Paul Chow Man-yiu, the company's chairman, said the plan signified a new era of investment for Cyberport, which has steadily become profitable more than a decade after it was first established.
'We've graduated from the property development stage,' said Chow, formerly the chief executive of Hong Kong Exchanges and Clearing. 'Part of this profit should be returned to society by accomplishing our corporate mission.'
The Cyberport development is on a 24-hectare site at Telegraph Bay in the southern district of Hong Kong.
It was established in 1999 and completed in 2007 at a cost of HK$15.8 billion.
Cyberport Management is one of three private and wholly owned firms set up by the government to develop, operate and manage the facility. It includes four grade-A intelligent office buildings, a five-star hotel, a retail entertainment complex and about 2,800 deluxe residences.
In the 2008/09 financial year, the operating revenue of the Cyberport companies totalled HK$361 million, up from HK$319 million the previous year, with profit excluding depreciation of about HK$96 million.

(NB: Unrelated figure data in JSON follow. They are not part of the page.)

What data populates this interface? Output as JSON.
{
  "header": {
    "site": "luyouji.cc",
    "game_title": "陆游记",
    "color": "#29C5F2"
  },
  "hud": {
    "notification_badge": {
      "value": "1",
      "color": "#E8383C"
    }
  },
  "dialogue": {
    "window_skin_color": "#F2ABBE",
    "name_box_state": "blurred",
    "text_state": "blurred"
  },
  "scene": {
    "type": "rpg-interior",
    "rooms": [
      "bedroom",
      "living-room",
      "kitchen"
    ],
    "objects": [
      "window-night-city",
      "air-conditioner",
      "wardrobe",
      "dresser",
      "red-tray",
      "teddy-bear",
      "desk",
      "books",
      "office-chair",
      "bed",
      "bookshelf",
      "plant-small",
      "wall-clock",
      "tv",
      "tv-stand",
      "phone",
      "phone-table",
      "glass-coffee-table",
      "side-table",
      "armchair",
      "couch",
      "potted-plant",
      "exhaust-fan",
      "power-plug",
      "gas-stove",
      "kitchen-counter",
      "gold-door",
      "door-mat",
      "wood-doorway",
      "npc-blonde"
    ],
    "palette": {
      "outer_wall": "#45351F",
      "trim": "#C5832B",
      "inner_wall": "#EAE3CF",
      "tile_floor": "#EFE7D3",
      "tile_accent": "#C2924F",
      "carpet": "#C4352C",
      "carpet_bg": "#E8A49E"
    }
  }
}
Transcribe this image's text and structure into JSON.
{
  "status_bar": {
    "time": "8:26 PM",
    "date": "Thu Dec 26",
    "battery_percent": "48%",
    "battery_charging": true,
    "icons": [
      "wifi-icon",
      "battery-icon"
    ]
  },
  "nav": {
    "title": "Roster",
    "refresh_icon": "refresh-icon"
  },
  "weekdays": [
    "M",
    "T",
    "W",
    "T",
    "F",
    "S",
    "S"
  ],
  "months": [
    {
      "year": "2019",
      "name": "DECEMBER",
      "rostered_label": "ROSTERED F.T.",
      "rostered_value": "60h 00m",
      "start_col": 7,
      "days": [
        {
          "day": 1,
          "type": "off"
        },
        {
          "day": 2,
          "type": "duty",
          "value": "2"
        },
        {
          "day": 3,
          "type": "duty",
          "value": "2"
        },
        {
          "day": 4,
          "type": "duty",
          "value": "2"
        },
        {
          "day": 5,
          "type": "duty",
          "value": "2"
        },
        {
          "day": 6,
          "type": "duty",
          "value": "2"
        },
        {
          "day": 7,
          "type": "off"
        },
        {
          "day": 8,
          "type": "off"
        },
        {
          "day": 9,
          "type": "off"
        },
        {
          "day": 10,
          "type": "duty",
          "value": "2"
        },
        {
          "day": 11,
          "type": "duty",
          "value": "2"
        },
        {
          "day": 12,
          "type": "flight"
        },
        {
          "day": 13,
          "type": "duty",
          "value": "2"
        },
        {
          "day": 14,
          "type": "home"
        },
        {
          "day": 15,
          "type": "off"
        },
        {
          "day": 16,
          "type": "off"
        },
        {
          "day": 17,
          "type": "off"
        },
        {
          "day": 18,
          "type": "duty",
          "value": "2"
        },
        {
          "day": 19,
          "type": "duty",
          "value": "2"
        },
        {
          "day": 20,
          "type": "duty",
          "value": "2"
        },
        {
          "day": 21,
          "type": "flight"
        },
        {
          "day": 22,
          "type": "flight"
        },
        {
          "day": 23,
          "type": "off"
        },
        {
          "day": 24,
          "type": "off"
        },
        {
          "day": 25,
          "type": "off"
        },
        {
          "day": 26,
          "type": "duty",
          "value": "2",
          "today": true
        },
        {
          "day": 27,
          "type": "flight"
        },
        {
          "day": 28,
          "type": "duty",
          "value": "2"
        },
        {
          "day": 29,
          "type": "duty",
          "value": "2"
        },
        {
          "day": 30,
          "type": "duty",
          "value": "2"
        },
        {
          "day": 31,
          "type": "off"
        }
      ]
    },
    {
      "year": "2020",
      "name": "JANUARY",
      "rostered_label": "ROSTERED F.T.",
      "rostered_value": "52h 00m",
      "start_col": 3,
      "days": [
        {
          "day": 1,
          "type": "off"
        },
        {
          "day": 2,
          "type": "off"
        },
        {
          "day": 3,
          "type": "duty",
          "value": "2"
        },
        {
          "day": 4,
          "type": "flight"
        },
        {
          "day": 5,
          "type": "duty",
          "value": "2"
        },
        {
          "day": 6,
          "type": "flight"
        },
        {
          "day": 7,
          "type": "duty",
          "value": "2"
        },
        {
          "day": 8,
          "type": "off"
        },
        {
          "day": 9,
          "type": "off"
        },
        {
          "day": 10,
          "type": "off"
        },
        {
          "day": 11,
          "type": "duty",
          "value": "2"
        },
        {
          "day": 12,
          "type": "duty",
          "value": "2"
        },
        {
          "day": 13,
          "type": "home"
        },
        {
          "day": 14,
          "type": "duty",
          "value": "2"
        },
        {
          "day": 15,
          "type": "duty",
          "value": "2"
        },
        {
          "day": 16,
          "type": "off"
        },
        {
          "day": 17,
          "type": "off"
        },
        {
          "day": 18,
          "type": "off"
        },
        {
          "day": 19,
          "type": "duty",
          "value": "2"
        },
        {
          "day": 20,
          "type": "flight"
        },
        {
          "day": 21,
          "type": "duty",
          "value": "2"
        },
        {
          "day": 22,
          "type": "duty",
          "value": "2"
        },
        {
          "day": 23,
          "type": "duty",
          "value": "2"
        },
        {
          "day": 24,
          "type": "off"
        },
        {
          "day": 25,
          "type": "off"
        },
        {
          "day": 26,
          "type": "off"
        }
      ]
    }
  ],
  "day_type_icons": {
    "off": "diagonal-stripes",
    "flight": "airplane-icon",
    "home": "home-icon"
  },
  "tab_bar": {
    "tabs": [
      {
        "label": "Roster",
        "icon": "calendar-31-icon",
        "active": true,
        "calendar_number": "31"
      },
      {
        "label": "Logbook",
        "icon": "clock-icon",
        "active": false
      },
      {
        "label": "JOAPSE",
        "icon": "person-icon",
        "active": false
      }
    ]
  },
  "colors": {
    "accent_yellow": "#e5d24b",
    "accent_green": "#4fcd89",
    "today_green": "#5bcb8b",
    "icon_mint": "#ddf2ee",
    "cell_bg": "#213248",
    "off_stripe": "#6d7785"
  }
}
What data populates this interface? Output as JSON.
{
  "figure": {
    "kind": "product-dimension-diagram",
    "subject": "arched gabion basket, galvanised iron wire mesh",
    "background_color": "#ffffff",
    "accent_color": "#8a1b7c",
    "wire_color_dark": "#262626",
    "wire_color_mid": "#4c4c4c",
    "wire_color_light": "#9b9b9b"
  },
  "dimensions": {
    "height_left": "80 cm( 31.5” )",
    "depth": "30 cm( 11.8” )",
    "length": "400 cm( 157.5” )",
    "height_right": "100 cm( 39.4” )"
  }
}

Cyberport Management chief executive Herman Lam Heung-yeung said 40 per cent of the investment would go to boost resources for entrepreneurship programmes, such as its Incubation Centre and Cyberport Creative Micro Funds. So-called knowledge programmes, such as training and seminars, will get 30 per cent, while collaboration and technology programmes will receive 15 per cent each.
The Cyberport strategy calls for closer co-operation with the Hong Kong Science and Technology Parks Corp and various industry organisations, especially in promotions on the mainland and overseas markets.
These alliances are also expected to help narrow the 'digital divide' - the disparity between the information-technology rich and poor, according to Chow. 'We shall focus on collaborations instead of doing everything by ourselves,' he said.